Jay Soloff shares a significant options position is a lightly traded issue. Tabb the tote!

It is nearly impossible to overstate how valuable options can be for traders. The benefits to using options for trading are numerous and straightforward. Every trade involves risk, options—used properly—can define each risk to a mathematical equation that can eliminate many of the variables of trading.

Traders will often begin experimenting with options because of the leverage they provide. Having one option equate to control of 100 shares of stocks can certainly lead to greater returns than simply using stocks—if you’re are approaching this from the equity world.

However, options leverage is more than just increasing returns. The leverage component also means traders can trade stock they may not normally be able to afford. Take Amazon (AMZN) for example. It’s nearly an $1,800 stock. With options, you could control 100 shares ($18,000) of AMZN for a few hundred dollars.

Options can also provide access to strategies traders may not normally be comfortable with, such as short selling stock, or trading commodities—though spoiler alert—commodities are much less risky that equities. Using options can make these strategies simpler and safer—if done right—and most importantly, much more precise.

Big investment firms, funds, and trading desks will often use the options market to establish their positions in stocks and ETFs. Traders can often get an idea of what the smart money is doing by following big, block trades in options.

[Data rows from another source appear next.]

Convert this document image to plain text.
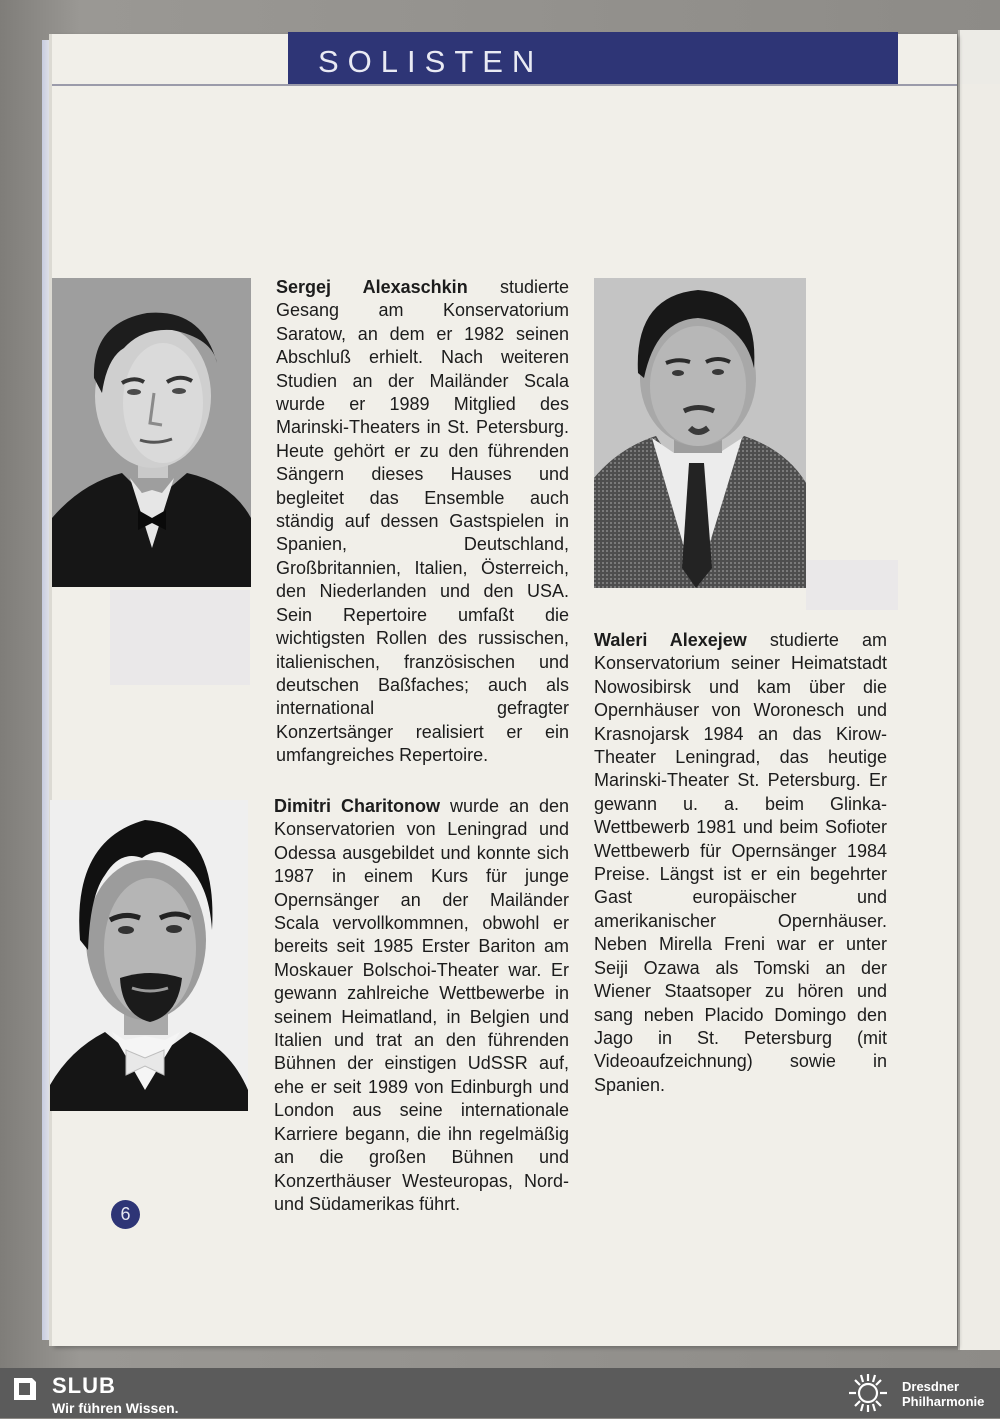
SOLISTEN
Sergej Alexaschkin studierte Gesang am Konservatorium Saratow, an dem er 1982 seinen Abschluß erhielt. Nach weiteren Studien an der Mailänder Scala wurde er 1989 Mitglied des Marinski-Theaters in St. Petersburg. Heute gehört er zu den führenden Sängern dieses Hauses und begleitet das Ensemble auch ständig auf dessen Gastspielen in Spanien, Deutschland, Großbritannien, Italien, Österreich, den Niederlanden und den USA. Sein Repertoire umfaßt die wichtigsten Rollen des russischen, italienischen, französischen und deutschen Baßfaches; auch als international gefragter Konzertsänger realisiert er ein umfangreiches Repertoire.
Dimitri Charitonow wurde an den Konservatorien von Leningrad und Odessa ausgebildet und konnte sich 1987 in einem Kurs für junge Opernsänger an der Mailänder Scala vervollkommnen, obwohl er bereits seit 1985 Erster Bariton am Moskauer Bolschoi-Theater war. Er gewann zahlreiche Wettbewerbe in seinem Heimatland, in Belgien und Italien und trat an den führenden Bühnen der einstigen UdSSR auf, ehe er seit 1989 von Edinburgh und London aus seine internationale Karriere begann, die ihn regelmäßig an die großen Bühnen und Konzerthäuser Westeuropas, Nord- und Südamerikas führt.
Waleri Alexejew studierte am Konservatorium seiner Heimatstadt Nowosibirsk und kam über die Opernhäuser von Woronesch und Krasnojarsk 1984 an das Kirow-Theater Leningrad, das heutige Marinski-Theater St. Petersburg. Er gewann u. a. beim Glinka-Wettbewerb 1981 und beim Sofioter Wettbewerb für Opernsänger 1984 Preise. Längst ist er ein begehrter Gast europäischer und amerikanischer Opernhäuser. Neben Mirella Freni war er unter Seiji Ozawa als Tomski an der Wiener Staatsoper zu hören und sang neben Placido Domingo den Jago in St. Petersburg (mit Videoaufzeichnung) sowie in Spanien.
6
SLUB
Wir führen Wissen.
Dresdner
Philharmonie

Sometimes, block trades will occur in stocks you’ve never heard of or that rarely trade in big volume. These situations can be particularly useful. Not only are they easier to spot among the noise of everyday trading, but it can often be easy to tell what the goal of the trader is.

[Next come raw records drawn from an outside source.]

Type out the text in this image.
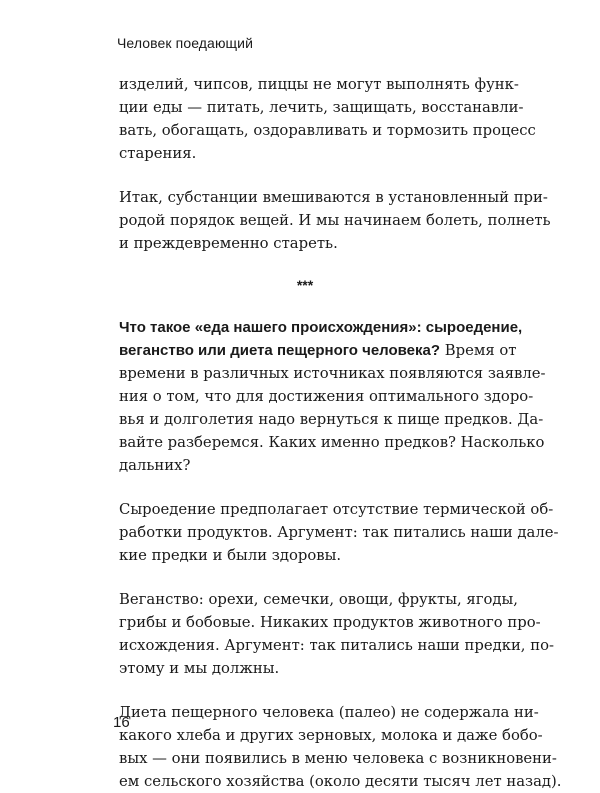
Человек поедающий
изделий, чипсов, пиццы не могут выполнять функ-
ции еды — питать, лечить, защищать, восстанавли-
вать, обогащать, оздоравливать и тормозить процесс
старения.
Итак, субстанции вмешиваются в установленный при-
родой порядок вещей. И мы начинаем болеть, полнеть
и преждевременно стареть.
***
Что такое «еда нашего происхождения»: сыроедение,
веганство или диета пещерного человека? Время от
времени в различных источниках появляются заявле-
ния о том, что для достижения оптимального здоро-
вья и долголетия надо вернуться к пище предков. Да-
вайте разберемся. Каких именно предков? Насколько
дальних?
Сыроедение предполагает отсутствие термической об-
работки продуктов. Аргумент: так питались наши дале-
кие предки и были здоровы.
Веганство: орехи, семечки, овощи, фрукты, ягоды,
грибы и бобовые. Никаких продуктов животного про-
исхождения. Аргумент: так питались наши предки, по-
этому и мы должны.
Диета пещерного человека (палео) не содержала ни-
какого хлеба и других зерновых, молока и даже бобо-
вых — они появились в меню человека с возникновени-
ем сельского хозяйства (около десяти тысяч лет назад).
16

For instance, a large block trade in Knight-Swift Transportation (KNX) was recently established. The trucking and transportation company trades about 2.5 million shares a day on average, but only about

2,000 options. So, when a massive KNX options trade hits the wire, it can be an eye-opener.

A trader bought 20,000 August 35 calls for $2.35 per contract with the stock trading at $32 per share. What this means is that KNX needs to be at $37.35 or above by August expiration for the trade to break even.

The trader is spending $4.7 million for this trade, which is the maximum loss potential. So, this clearly is a very bullish trade and the strategist is risking a lot on the call purchase. We’re talking about a $5+ move higher (more than 15%) in a stock that doesn’t make big moves all that often.

The trade will generate $2 million for every dollar the stock moves higher than the breakeven point. In other words, there is a substantial upside to this strategy. It isn’t likely someone is risking nearly $5 million on calls on a whim.

KNX chart

This is a situation to take note of. KNX options don’t trade that much and a straight up call trade is pretty transparent. Someone thinks this stock is going up in the coming weeks. For about $250 - $300 you could control 100 shares of KNX for about five months.